Grosser, by the way, in his book The Painter’s Eye (1951), suggested the most intriguing theory I’ve ever come across on how Vermeer might have created his perplexedly smooth surfaces with their completely fused edges, which Grosser likened to “eggshell lacquer.”  Even the little sparkling highlight dots have soft edges.  Grosser speculated that Vermeer might have employed the technique of baking his paintings in a slow oven, as the notorious forger Han Van Meegeren did in the 1930s and early 1940s before being arrested.  Grosser wondered:  “Could it have been that Vermeer himself painted in some soft varnish medium, and subjected the finished picture to a cooking process such as this, which softened his paint, caused it to run slightly…and in this unorthodox way produced the even surface and fusion of edges which made his pictures so different from all others?  Strange as this conjecture may seem, and improbable as I believe it to be, it is not entirely impossible.” He justified his speculation by noting that very little is known about some of the 16th and 17th century painting methods.  I’m always dumbstruck at how I can’t see one brushstroke in Vermeer’s paintings, even with my nose right up against the surface.  His paintings are simply immune to any sensible talk about paint handling.

Grosser, given his avant-garde sympathies, didn’t appreciate the more brutal edges created by the brushwork of bravura painters like Boldini, Sargent and Zorn, many of whom threw in a lot of “debris” to fill in the blanks of their exuberant paintings.
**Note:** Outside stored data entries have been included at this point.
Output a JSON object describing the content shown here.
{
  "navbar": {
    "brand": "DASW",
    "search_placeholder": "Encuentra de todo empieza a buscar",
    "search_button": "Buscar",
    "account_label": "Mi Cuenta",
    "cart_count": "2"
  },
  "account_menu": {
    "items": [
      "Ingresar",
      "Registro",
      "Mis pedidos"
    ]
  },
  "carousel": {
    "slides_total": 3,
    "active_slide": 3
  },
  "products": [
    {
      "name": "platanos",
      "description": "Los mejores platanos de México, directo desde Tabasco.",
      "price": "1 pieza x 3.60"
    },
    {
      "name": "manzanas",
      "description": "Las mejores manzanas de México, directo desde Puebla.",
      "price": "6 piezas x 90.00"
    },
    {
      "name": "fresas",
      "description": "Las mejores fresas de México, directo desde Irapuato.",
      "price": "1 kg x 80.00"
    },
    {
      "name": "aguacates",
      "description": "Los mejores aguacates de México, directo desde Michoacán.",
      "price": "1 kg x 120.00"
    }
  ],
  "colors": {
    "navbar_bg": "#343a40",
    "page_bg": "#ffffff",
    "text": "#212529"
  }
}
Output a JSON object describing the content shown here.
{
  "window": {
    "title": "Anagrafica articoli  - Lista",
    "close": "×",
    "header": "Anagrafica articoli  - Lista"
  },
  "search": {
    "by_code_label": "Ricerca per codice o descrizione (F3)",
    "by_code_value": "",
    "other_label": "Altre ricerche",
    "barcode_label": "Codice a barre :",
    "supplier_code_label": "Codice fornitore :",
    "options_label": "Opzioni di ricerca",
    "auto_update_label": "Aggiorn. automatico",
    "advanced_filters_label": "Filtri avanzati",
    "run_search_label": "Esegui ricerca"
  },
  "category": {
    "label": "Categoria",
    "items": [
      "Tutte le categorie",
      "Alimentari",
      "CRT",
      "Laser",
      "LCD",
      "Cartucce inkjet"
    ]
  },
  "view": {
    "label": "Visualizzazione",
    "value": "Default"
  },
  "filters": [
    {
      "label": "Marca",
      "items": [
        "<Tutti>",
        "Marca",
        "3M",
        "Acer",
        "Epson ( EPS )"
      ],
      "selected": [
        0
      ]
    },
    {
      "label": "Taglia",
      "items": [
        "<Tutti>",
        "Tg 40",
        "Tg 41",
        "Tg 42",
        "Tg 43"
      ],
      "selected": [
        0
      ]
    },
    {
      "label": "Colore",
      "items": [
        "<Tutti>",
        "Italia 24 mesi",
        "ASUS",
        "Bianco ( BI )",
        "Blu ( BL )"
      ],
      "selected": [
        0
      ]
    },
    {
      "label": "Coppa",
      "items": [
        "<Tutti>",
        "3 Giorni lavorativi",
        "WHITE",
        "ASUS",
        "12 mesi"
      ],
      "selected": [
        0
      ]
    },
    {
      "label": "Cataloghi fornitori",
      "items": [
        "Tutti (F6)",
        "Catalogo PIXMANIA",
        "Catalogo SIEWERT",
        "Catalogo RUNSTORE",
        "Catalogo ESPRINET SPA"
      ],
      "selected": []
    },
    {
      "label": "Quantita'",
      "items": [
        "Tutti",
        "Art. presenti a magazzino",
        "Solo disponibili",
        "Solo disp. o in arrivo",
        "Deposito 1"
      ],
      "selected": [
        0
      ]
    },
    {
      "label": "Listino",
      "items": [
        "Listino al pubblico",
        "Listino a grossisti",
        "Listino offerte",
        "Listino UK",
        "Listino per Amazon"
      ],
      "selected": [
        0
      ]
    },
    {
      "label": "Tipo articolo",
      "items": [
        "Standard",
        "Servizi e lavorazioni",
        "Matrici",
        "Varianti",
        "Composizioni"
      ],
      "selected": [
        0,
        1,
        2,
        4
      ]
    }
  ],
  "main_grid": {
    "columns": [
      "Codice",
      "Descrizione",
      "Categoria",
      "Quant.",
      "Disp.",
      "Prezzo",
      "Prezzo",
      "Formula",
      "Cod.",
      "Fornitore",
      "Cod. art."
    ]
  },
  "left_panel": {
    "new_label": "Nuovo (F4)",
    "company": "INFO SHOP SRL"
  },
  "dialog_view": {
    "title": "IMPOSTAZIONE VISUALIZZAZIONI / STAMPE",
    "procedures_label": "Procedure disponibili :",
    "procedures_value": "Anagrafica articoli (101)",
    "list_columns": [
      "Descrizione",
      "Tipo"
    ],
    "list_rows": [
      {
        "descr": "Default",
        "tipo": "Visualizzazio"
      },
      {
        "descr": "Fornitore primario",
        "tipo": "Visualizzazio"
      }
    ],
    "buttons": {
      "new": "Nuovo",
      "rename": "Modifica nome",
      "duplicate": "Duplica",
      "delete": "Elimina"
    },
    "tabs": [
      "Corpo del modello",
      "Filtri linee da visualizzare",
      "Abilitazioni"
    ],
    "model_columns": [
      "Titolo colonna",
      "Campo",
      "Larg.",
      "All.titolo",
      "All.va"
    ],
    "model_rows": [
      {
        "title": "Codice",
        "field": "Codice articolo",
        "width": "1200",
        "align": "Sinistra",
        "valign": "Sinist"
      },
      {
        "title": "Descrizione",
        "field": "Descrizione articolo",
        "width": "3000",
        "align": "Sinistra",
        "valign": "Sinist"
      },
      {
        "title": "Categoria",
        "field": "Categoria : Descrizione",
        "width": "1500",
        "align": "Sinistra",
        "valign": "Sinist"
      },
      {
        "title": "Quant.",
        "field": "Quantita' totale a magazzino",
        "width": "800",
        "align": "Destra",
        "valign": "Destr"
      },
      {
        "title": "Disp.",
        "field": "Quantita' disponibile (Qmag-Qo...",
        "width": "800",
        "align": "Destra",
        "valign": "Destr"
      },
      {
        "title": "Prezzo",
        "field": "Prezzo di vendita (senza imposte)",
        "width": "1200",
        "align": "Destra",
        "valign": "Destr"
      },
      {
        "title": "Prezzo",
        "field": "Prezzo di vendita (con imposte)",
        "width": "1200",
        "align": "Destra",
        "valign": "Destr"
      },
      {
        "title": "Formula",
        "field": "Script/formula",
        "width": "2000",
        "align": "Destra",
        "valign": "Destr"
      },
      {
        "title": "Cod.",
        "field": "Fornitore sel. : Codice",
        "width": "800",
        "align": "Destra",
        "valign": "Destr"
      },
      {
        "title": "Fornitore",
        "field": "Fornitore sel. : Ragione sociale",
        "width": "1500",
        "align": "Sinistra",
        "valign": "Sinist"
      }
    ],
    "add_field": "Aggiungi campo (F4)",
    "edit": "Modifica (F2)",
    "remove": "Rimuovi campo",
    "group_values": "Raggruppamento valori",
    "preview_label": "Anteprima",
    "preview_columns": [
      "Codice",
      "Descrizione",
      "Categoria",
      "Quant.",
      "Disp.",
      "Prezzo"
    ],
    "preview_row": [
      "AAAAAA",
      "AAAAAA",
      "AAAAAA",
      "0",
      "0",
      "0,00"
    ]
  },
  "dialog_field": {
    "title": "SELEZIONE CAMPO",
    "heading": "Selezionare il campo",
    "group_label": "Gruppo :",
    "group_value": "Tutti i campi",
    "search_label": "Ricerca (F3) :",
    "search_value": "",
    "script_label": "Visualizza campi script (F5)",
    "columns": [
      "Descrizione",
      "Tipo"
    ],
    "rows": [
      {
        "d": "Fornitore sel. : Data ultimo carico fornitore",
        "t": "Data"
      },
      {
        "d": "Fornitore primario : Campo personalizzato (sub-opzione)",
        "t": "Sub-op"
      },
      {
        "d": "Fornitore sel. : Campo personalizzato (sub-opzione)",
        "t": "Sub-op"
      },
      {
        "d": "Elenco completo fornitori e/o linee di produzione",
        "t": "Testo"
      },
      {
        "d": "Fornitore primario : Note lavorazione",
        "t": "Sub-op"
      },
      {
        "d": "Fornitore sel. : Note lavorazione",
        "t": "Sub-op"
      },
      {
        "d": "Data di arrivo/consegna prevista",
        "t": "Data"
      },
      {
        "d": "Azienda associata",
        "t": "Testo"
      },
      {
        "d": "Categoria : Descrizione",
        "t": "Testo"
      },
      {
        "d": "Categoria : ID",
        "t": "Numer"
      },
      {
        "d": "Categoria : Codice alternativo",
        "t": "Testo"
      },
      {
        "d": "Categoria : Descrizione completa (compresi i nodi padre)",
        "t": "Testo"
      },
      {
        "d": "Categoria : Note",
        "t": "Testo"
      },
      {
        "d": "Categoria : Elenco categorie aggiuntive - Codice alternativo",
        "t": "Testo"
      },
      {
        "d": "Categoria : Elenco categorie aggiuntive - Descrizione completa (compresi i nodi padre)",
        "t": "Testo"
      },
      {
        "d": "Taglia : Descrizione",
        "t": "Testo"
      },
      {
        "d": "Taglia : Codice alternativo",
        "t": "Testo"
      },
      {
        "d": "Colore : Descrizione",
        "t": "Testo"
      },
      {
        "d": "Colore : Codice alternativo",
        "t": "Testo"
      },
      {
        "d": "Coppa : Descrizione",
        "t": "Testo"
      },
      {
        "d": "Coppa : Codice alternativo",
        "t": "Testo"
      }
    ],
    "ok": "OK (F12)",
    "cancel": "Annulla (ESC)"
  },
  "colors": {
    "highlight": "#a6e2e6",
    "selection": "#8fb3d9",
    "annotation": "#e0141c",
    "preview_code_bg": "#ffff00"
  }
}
John Singer Sargent, Jacques-Emile Blanche, 1886, Oil on Canvas, Musee des Beaux Arts, Rouen (Normandy), 32 ¼ x 19 ¼ in., inscribed u.l. “a mon ami Blanche”

Jacques-Emile Blanche, Jean Cocteau

Jacques-Emile Blanche, Henry James, 1908, Oil on Canvas, 39.25 x 31.73 in., National Portrait Gallery, Washington, D.C.





Sargent’s treatment of substantial areas of nothing happening in his large portraits came in for some scathing commentary by Jacques-Emile Blanche (1861-1942), a wonderful painter who employed a direct painting technique for portraiture not unlike that of Boldini, and Sargent, himself, on occasion.  Blanche knew the art scene of France and England very well and wrote two memoirs, which include many trenchant comments about the artists of his day.  In his highly entertaining and acerbic Portraits of a Lifetime (1938), Blanche wrote a couple of interesting pages about Sargent, which included this caustic observation: “Covering a surface with forms and lines in a definite pattern was beyond Sargent’s powers; he invoked the aid of the dressmaker and the florist and filled in holes with the help of pieces of furniture; satin and velvet flowed in cascades, cushions bulged like Zeppelins on sofas, azaleas moved from vases to urns, and arum lilies added a white note to a park-like background that Marcus Stone would not have rejected.”  Sargent and Blanche had been good friends.  Blanche tells of one visit to Sargent's studio when Sargent asked his advice about a portrait he was having trouble with.  Sargent was already dead 13 years when this memoir was published, so the mourning period had obviously passed for Blanche.  The Marcus Stone (1840-1921) Blanche cattily referred to was a popular English painter of sentimental pictures of young lovers in park settings.
 
Marcus Stone, In Love, Oil on Canvas, Nottingham Art Gallery (U.K.)

Getting a good design for a painting from the get-go is not an easy task for alla prima painters.  So go ahead and load up your canvases with lots of twigs, weeds, leaves and other debris, just like the best of them did, and enjoy painting again.